A few of my favorite quotes:

"overintellectualism is a plague just like anti-intellectualism."

"I would like to encourage you to think but not to be impressed with yourself when you do."

"Thinking, without prayer, without the Holy Spirit, without obedience, without love, will puff up and destroy (1 Cor. 8:1). But thinking under the mighty hand of God, thinking soaked in prayer, thinking carried by the Holy Spirit, thinking tethered to the Bible, thinking in pursuit of more reasons to praise and proclaim the glories of God, thinking in the service of love—such thinking is indispensable in a life of fullest praise to God."

"The mind is mainly the servant of the heart. That is, the mind serves to know the truth that fuels the fires of the heart. The apex of glorifying God is enjoying him with the heart. But this is an empty emotionalism where that joy is not awakened and sustained by true views of God for who he really is. That is mainly what the mind is for."

"If you cannot embrace the pain of learning but must have instant gratification, you forfeit the greatest rewards of life."

"There is no way to awaken faith or strengthen faith that evades thinking."

"Thinking feeds the fire, and the fire fuels more thinking and doing. I love God because I know him.

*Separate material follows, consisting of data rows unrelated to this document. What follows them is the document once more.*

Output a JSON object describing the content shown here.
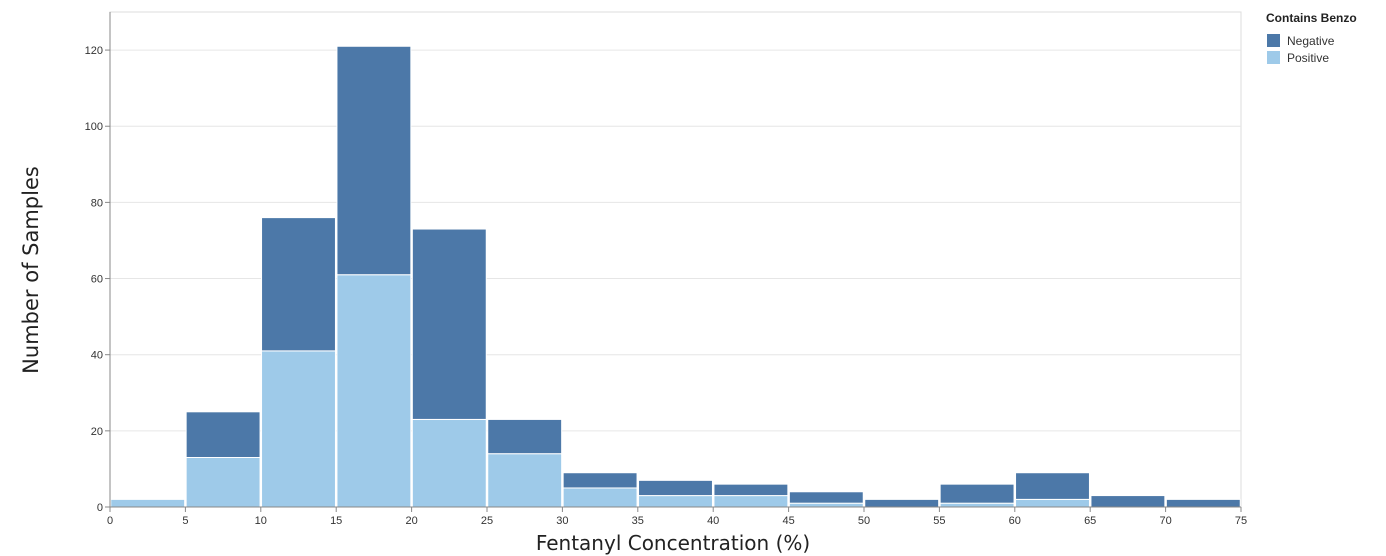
{
  "chart_data": {
    "type": "bar",
    "stacked": true,
    "xlabel": "Fentanyl Concentration (%)",
    "ylabel": "Number of Samples",
    "bin_edges": [
      0,
      5,
      10,
      15,
      20,
      25,
      30,
      35,
      40,
      45,
      50,
      55,
      60,
      65,
      70,
      75
    ],
    "x_ticks": [
      0,
      5,
      10,
      15,
      20,
      25,
      30,
      35,
      40,
      45,
      50,
      55,
      60,
      65,
      70,
      75
    ],
    "y_ticks": [
      0,
      20,
      40,
      60,
      80,
      100,
      120
    ],
    "y_tick_labels": [
      "0",
      "20",
      "40",
      "60",
      "80",
      "100",
      "120"
    ],
    "xlim": [
      0,
      75
    ],
    "ylim": [
      0,
      130
    ],
    "grid": true,
    "legend": {
      "title": "Contains Benzo",
      "position": "top-right"
    },
    "series": [
      {
        "name": "Positive",
        "color": "#9ecae9",
        "values": [
          2,
          13,
          41,
          61,
          23,
          14,
          5,
          3,
          3,
          1,
          0,
          1,
          2,
          0,
          0
        ]
      },
      {
        "name": "Negative",
        "color": "#4c78a8",
        "values": [
          0,
          12,
          35,
          60,
          50,
          9,
          4,
          4,
          3,
          3,
          2,
          5,
          7,
          3,
          2
        ]
      }
    ],
    "legend_order": [
      "Negative",
      "Positive"
    ]
  }
}
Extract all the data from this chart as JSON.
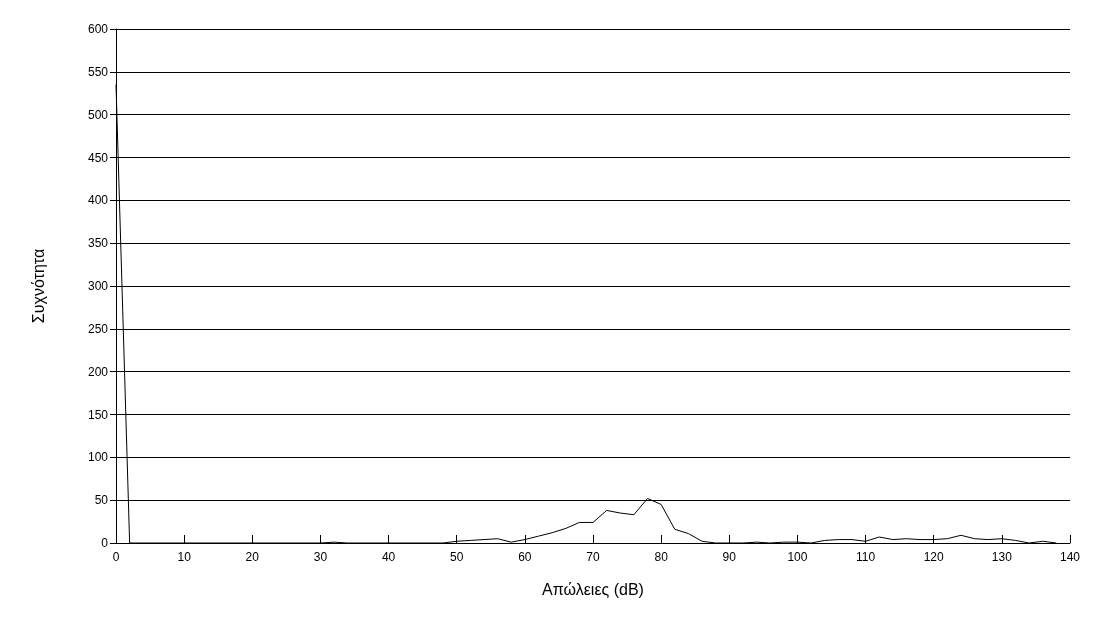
{
  "chart_data": {
    "type": "line",
    "xlabel": "Απώλειες (dB)",
    "ylabel": "Συχνότητα",
    "x": [
      0,
      2,
      4,
      6,
      8,
      10,
      12,
      14,
      16,
      18,
      20,
      22,
      24,
      26,
      28,
      30,
      32,
      34,
      36,
      38,
      40,
      42,
      44,
      46,
      48,
      50,
      52,
      54,
      56,
      58,
      60,
      62,
      64,
      66,
      68,
      70,
      72,
      74,
      76,
      78,
      80,
      82,
      84,
      86,
      88,
      90,
      92,
      94,
      96,
      98,
      100,
      102,
      104,
      106,
      108,
      110,
      112,
      114,
      116,
      118,
      120,
      122,
      124,
      126,
      128,
      130,
      132,
      134,
      136,
      138
    ],
    "series": [
      {
        "color": "#000000",
        "values": [
          535,
          0,
          0,
          0,
          0,
          0,
          0,
          0,
          0,
          0,
          0,
          0,
          0,
          0,
          0,
          0,
          1,
          0,
          0,
          0,
          0,
          0,
          0,
          0,
          0,
          2,
          3,
          4,
          5,
          1,
          4,
          8,
          12,
          17,
          24,
          24,
          38,
          35,
          33,
          52,
          45,
          16,
          11,
          2,
          0,
          0,
          0,
          1,
          0,
          1,
          1,
          0,
          3,
          4,
          4,
          2,
          7,
          4,
          5,
          4,
          4,
          5,
          9,
          5,
          4,
          5,
          3,
          0,
          2,
          0
        ]
      }
    ],
    "xlim": [
      0,
      140
    ],
    "xticks": [
      0,
      10,
      20,
      30,
      40,
      50,
      60,
      70,
      80,
      90,
      100,
      110,
      120,
      130,
      140
    ],
    "ylim": [
      0,
      600
    ],
    "yticks": [
      0,
      50,
      100,
      150,
      200,
      250,
      300,
      350,
      400,
      450,
      500,
      550,
      600
    ],
    "grid": "y",
    "marker": "none",
    "line_style": "solid"
  }
}
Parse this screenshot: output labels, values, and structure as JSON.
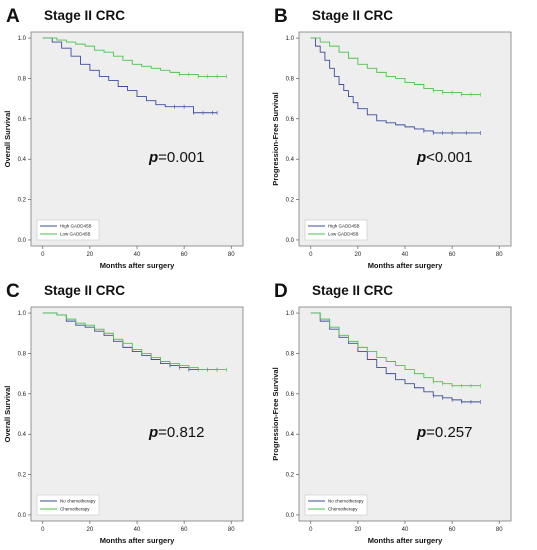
{
  "colors": {
    "blue": "#3b4d9c",
    "green": "#4fc24f",
    "plot_bg": "#eeeeee",
    "frame": "#7a7a7a"
  },
  "chart_data": [
    {
      "type": "line",
      "panel_letter": "A",
      "title": "Stage II CRC",
      "xlabel": "Months after surgery",
      "ylabel": "Overall Survival",
      "xlim": [
        -5,
        85
      ],
      "ylim": [
        -0.03,
        1.03
      ],
      "xticks": [
        "0",
        "20",
        "40",
        "60",
        "80"
      ],
      "yticks": [
        "0.0",
        "0.2",
        "0.4",
        "0.6",
        "0.8",
        "1.0"
      ],
      "p_prefix": "p",
      "p_value": "=0.001",
      "legend_position": "bottom-left",
      "series": [
        {
          "name": "High GADD45B",
          "color": "#3b4d9c",
          "x": [
            0,
            4,
            8,
            12,
            16,
            20,
            24,
            28,
            32,
            36,
            40,
            44,
            48,
            52,
            56,
            60,
            64,
            68,
            72,
            74
          ],
          "y": [
            1.0,
            0.98,
            0.95,
            0.91,
            0.87,
            0.84,
            0.81,
            0.79,
            0.76,
            0.74,
            0.71,
            0.69,
            0.67,
            0.66,
            0.66,
            0.66,
            0.63,
            0.63,
            0.63,
            0.63
          ]
        },
        {
          "name": "Low GADD45B",
          "color": "#4fc24f",
          "x": [
            0,
            6,
            10,
            14,
            18,
            22,
            26,
            30,
            34,
            38,
            42,
            46,
            50,
            54,
            58,
            62,
            66,
            70,
            74,
            78
          ],
          "y": [
            1.0,
            0.99,
            0.98,
            0.97,
            0.96,
            0.94,
            0.93,
            0.91,
            0.89,
            0.87,
            0.86,
            0.85,
            0.84,
            0.83,
            0.82,
            0.82,
            0.81,
            0.81,
            0.81,
            0.81
          ]
        }
      ]
    },
    {
      "type": "line",
      "panel_letter": "B",
      "title": "Stage II CRC",
      "xlabel": "Months after surgery",
      "ylabel": "Progression-Free Survival",
      "xlim": [
        -5,
        85
      ],
      "ylim": [
        -0.03,
        1.03
      ],
      "xticks": [
        "0",
        "20",
        "40",
        "60",
        "80"
      ],
      "yticks": [
        "0.0",
        "0.2",
        "0.4",
        "0.6",
        "0.8",
        "1.0"
      ],
      "p_prefix": "p",
      "p_value": "<0.001",
      "legend_position": "bottom-left",
      "series": [
        {
          "name": "High GADD45B",
          "color": "#3b4d9c",
          "x": [
            0,
            2,
            4,
            6,
            8,
            10,
            12,
            14,
            16,
            18,
            20,
            24,
            28,
            32,
            36,
            40,
            44,
            48,
            52,
            56,
            60,
            66,
            72
          ],
          "y": [
            1.0,
            0.96,
            0.93,
            0.89,
            0.85,
            0.81,
            0.77,
            0.74,
            0.71,
            0.68,
            0.65,
            0.62,
            0.59,
            0.58,
            0.57,
            0.56,
            0.55,
            0.54,
            0.53,
            0.53,
            0.53,
            0.53,
            0.53
          ]
        },
        {
          "name": "Low GADD45B",
          "color": "#4fc24f",
          "x": [
            0,
            4,
            8,
            12,
            16,
            20,
            24,
            28,
            32,
            36,
            40,
            44,
            48,
            52,
            56,
            60,
            64,
            68,
            72
          ],
          "y": [
            1.0,
            0.98,
            0.96,
            0.93,
            0.9,
            0.87,
            0.85,
            0.83,
            0.81,
            0.8,
            0.78,
            0.77,
            0.75,
            0.74,
            0.73,
            0.73,
            0.72,
            0.72,
            0.72
          ]
        }
      ]
    },
    {
      "type": "line",
      "panel_letter": "C",
      "title": "Stage II CRC",
      "xlabel": "Months after surgery",
      "ylabel": "Overall Survival",
      "xlim": [
        -5,
        85
      ],
      "ylim": [
        -0.03,
        1.03
      ],
      "xticks": [
        "0",
        "20",
        "40",
        "60",
        "80"
      ],
      "yticks": [
        "0.0",
        "0.2",
        "0.4",
        "0.6",
        "0.8",
        "1.0"
      ],
      "p_prefix": "p",
      "p_value": "=0.812",
      "legend_position": "bottom-left",
      "series": [
        {
          "name": "No chemotherapy",
          "color": "#3b4d9c",
          "x": [
            0,
            6,
            10,
            14,
            18,
            22,
            26,
            30,
            34,
            38,
            42,
            46,
            50,
            54,
            58,
            62,
            66,
            70,
            74
          ],
          "y": [
            1.0,
            0.99,
            0.96,
            0.94,
            0.93,
            0.91,
            0.89,
            0.86,
            0.83,
            0.81,
            0.79,
            0.77,
            0.75,
            0.74,
            0.73,
            0.72,
            0.72,
            0.72,
            0.72
          ]
        },
        {
          "name": "Chemotherapy",
          "color": "#4fc24f",
          "x": [
            0,
            6,
            10,
            14,
            18,
            22,
            26,
            30,
            34,
            38,
            42,
            46,
            50,
            54,
            58,
            62,
            66,
            70,
            74,
            78
          ],
          "y": [
            1.0,
            0.99,
            0.97,
            0.95,
            0.94,
            0.92,
            0.9,
            0.87,
            0.85,
            0.82,
            0.8,
            0.78,
            0.76,
            0.75,
            0.74,
            0.73,
            0.72,
            0.72,
            0.72,
            0.72
          ]
        }
      ]
    },
    {
      "type": "line",
      "panel_letter": "D",
      "title": "Stage II CRC",
      "xlabel": "Months after surgery",
      "ylabel": "Progression-Free Survival",
      "xlim": [
        -5,
        85
      ],
      "ylim": [
        -0.03,
        1.03
      ],
      "xticks": [
        "0",
        "20",
        "40",
        "60",
        "80"
      ],
      "yticks": [
        "0.0",
        "0.2",
        "0.4",
        "0.6",
        "0.8",
        "1.0"
      ],
      "p_prefix": "p",
      "p_value": "=0.257",
      "legend_position": "bottom-left",
      "series": [
        {
          "name": "No chemotherapy",
          "color": "#3b4d9c",
          "x": [
            0,
            4,
            8,
            12,
            16,
            20,
            24,
            28,
            32,
            36,
            40,
            44,
            48,
            52,
            56,
            60,
            64,
            68,
            72
          ],
          "y": [
            1.0,
            0.96,
            0.92,
            0.88,
            0.85,
            0.81,
            0.77,
            0.73,
            0.7,
            0.67,
            0.65,
            0.63,
            0.61,
            0.59,
            0.58,
            0.57,
            0.56,
            0.56,
            0.56
          ]
        },
        {
          "name": "Chemotherapy",
          "color": "#4fc24f",
          "x": [
            0,
            4,
            8,
            12,
            16,
            20,
            24,
            28,
            32,
            36,
            40,
            44,
            48,
            52,
            56,
            60,
            64,
            68,
            72
          ],
          "y": [
            1.0,
            0.97,
            0.93,
            0.89,
            0.86,
            0.83,
            0.81,
            0.78,
            0.76,
            0.74,
            0.72,
            0.7,
            0.68,
            0.66,
            0.65,
            0.64,
            0.64,
            0.64,
            0.64
          ]
        }
      ]
    }
  ]
}
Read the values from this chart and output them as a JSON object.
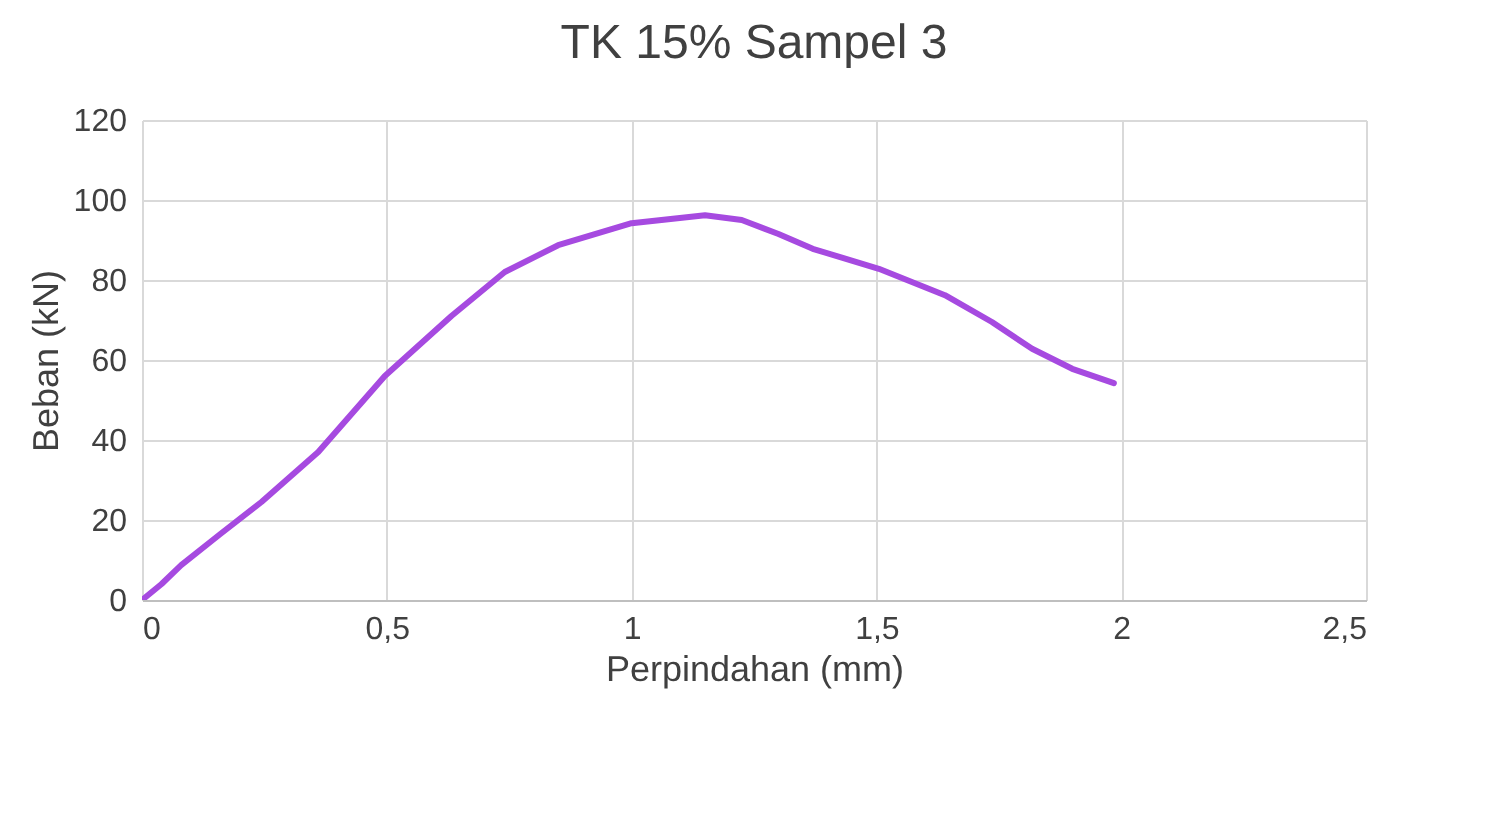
{
  "chart_data": {
    "type": "line",
    "title": "TK 15% Sampel 3",
    "xlabel": "Perpindahan (mm)",
    "ylabel": "Beban (kN)",
    "x": [
      0,
      0.04,
      0.08,
      0.16,
      0.244,
      0.36,
      0.496,
      0.632,
      0.741,
      0.85,
      1.0,
      1.15,
      1.225,
      1.3,
      1.37,
      1.505,
      1.64,
      1.736,
      1.818,
      1.9,
      1.985
    ],
    "series": [
      {
        "color": "#a64ae0",
        "values": [
          0,
          4,
          8.7,
          16.5,
          24.5,
          37,
          56,
          71,
          82,
          88.7,
          94.2,
          96.2,
          95,
          91.5,
          87.8,
          82.8,
          76.2,
          69.5,
          62.8,
          57.8,
          54.2
        ]
      }
    ],
    "xlim": [
      0,
      2.5
    ],
    "xticks": [
      0,
      {
        "value": 0.5,
        "label": "0,5"
      },
      1,
      {
        "value": 1.5,
        "label": "1,5"
      },
      2,
      {
        "value": 2.5,
        "label": "2,5"
      }
    ],
    "ylim": [
      0,
      120
    ],
    "yticks": [
      0,
      20,
      40,
      60,
      80,
      100,
      120
    ],
    "grid": true,
    "marker": "none",
    "line_style": "solid"
  }
}
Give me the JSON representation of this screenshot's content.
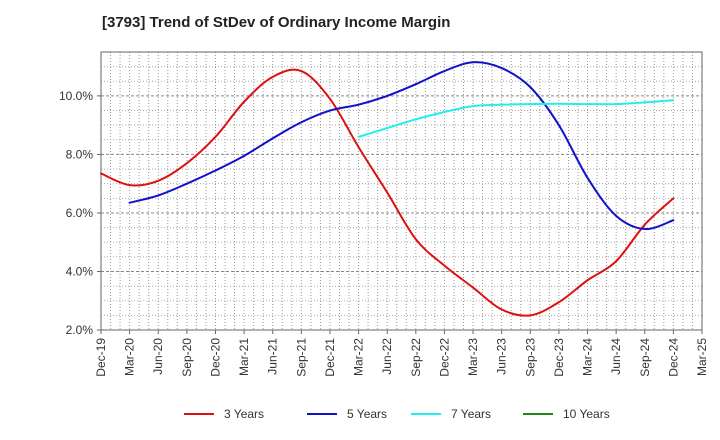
{
  "chart_data": {
    "type": "line",
    "title": "[3793]  Trend of StDev of Ordinary Income Margin",
    "xlabel": "",
    "ylabel": "",
    "x_ticks": [
      "Dec-19",
      "Mar-20",
      "Jun-20",
      "Sep-20",
      "Dec-20",
      "Mar-21",
      "Jun-21",
      "Sep-21",
      "Dec-21",
      "Mar-22",
      "Jun-22",
      "Sep-22",
      "Dec-22",
      "Mar-23",
      "Jun-23",
      "Sep-23",
      "Dec-23",
      "Mar-24",
      "Jun-24",
      "Sep-24",
      "Dec-24",
      "Mar-25"
    ],
    "y_ticks": [
      "2.0%",
      "4.0%",
      "6.0%",
      "8.0%",
      "10.0%"
    ],
    "ylim": [
      2.0,
      11.5
    ],
    "y_unit": "%",
    "grid": true,
    "legend_position": "bottom",
    "series": [
      {
        "name": "3 Years",
        "color": "#dd1111",
        "x": [
          "Dec-19",
          "Mar-20",
          "Jun-20",
          "Sep-20",
          "Dec-20",
          "Mar-21",
          "Jun-21",
          "Sep-21",
          "Dec-21",
          "Mar-22",
          "Jun-22",
          "Sep-22",
          "Dec-22",
          "Mar-23",
          "Jun-23",
          "Sep-23",
          "Dec-23",
          "Mar-24",
          "Jun-24",
          "Sep-24",
          "Dec-24"
        ],
        "values": [
          7.35,
          6.95,
          7.1,
          7.7,
          8.6,
          9.8,
          10.65,
          10.85,
          9.9,
          8.25,
          6.7,
          5.1,
          4.2,
          3.45,
          2.7,
          2.5,
          2.95,
          3.7,
          4.35,
          5.6,
          6.5
        ]
      },
      {
        "name": "5 Years",
        "color": "#1111cc",
        "x": [
          "Mar-20",
          "Jun-20",
          "Sep-20",
          "Dec-20",
          "Mar-21",
          "Jun-21",
          "Sep-21",
          "Dec-21",
          "Mar-22",
          "Jun-22",
          "Sep-22",
          "Dec-22",
          "Mar-23",
          "Jun-23",
          "Sep-23",
          "Dec-23",
          "Mar-24",
          "Jun-24",
          "Sep-24",
          "Dec-24"
        ],
        "values": [
          6.35,
          6.6,
          7.0,
          7.45,
          7.95,
          8.55,
          9.1,
          9.5,
          9.7,
          10.0,
          10.4,
          10.85,
          11.15,
          10.95,
          10.3,
          9.0,
          7.2,
          5.9,
          5.45,
          5.75
        ]
      },
      {
        "name": "7 Years",
        "color": "#22eeee",
        "x": [
          "Mar-22",
          "Jun-22",
          "Sep-22",
          "Dec-22",
          "Mar-23",
          "Jun-23",
          "Sep-23",
          "Dec-23",
          "Mar-24",
          "Jun-24",
          "Sep-24",
          "Dec-24"
        ],
        "values": [
          8.6,
          8.9,
          9.2,
          9.45,
          9.65,
          9.7,
          9.72,
          9.73,
          9.72,
          9.72,
          9.78,
          9.85
        ]
      },
      {
        "name": "10 Years",
        "color": "#22881a",
        "x": [],
        "values": []
      }
    ]
  }
}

And I want to know him more because I love him."

"God is not honored by our groundless love. In fact, there is no such thing. If we don't know anything about God, there is nothing in our mind to awaken love. If love doesn't come from knowing God, there is no point calling it love for God."

"People don’t embrace relativism because it is philosophically satisfying. They embrace it because it is physically and emotionally gratifying. It provides the cover they need at key moments in their lives to do what they want without intrusion from absolutes."

"Relativists don't pursue truth, They make the denial of truth serve them."

"Reading is the way we are able to think the thoughts of Paul and thus know the mystery of God."

"So the issue in Corinth is that knowledge was producing pride, and pride was destroying love. So he says, 'This knowledge puffs up, but love builds up.' Knowledge is susceptible to pride because it is the result of getting, not giving. Knowledge is a possession. It is something we have attained. So we are prone to boast about it. Love, on the hand, is an act of giving, not getting. Love is not an attainment or an acquisition. It moves outward. It shares. It takes thought for the interest of others. It builds up the faith of others rather than the ego of the lover."

"True knowing and true thinking produce not pride but love for God and love for people."

"Thinking that does not aim to display Christ and build up people is not worthy of God’s approval. It may produce wonders—antibiotics, buildings, bridges, books, big-screen TVs—but the final stamp on the box will be: Disapproved. For “whatever does not proceed from faith is sin. . . . Without faith it is impossible to please [God]” (Rom. 14:23; Heb. 11:6)."

"God did not give us minds as ends in themselves. The mind provides the kindling for the fires of the heart. Theology serves doxology. reflection serves affection. Contemplation serves exultation. Together they glorify Christ to the full."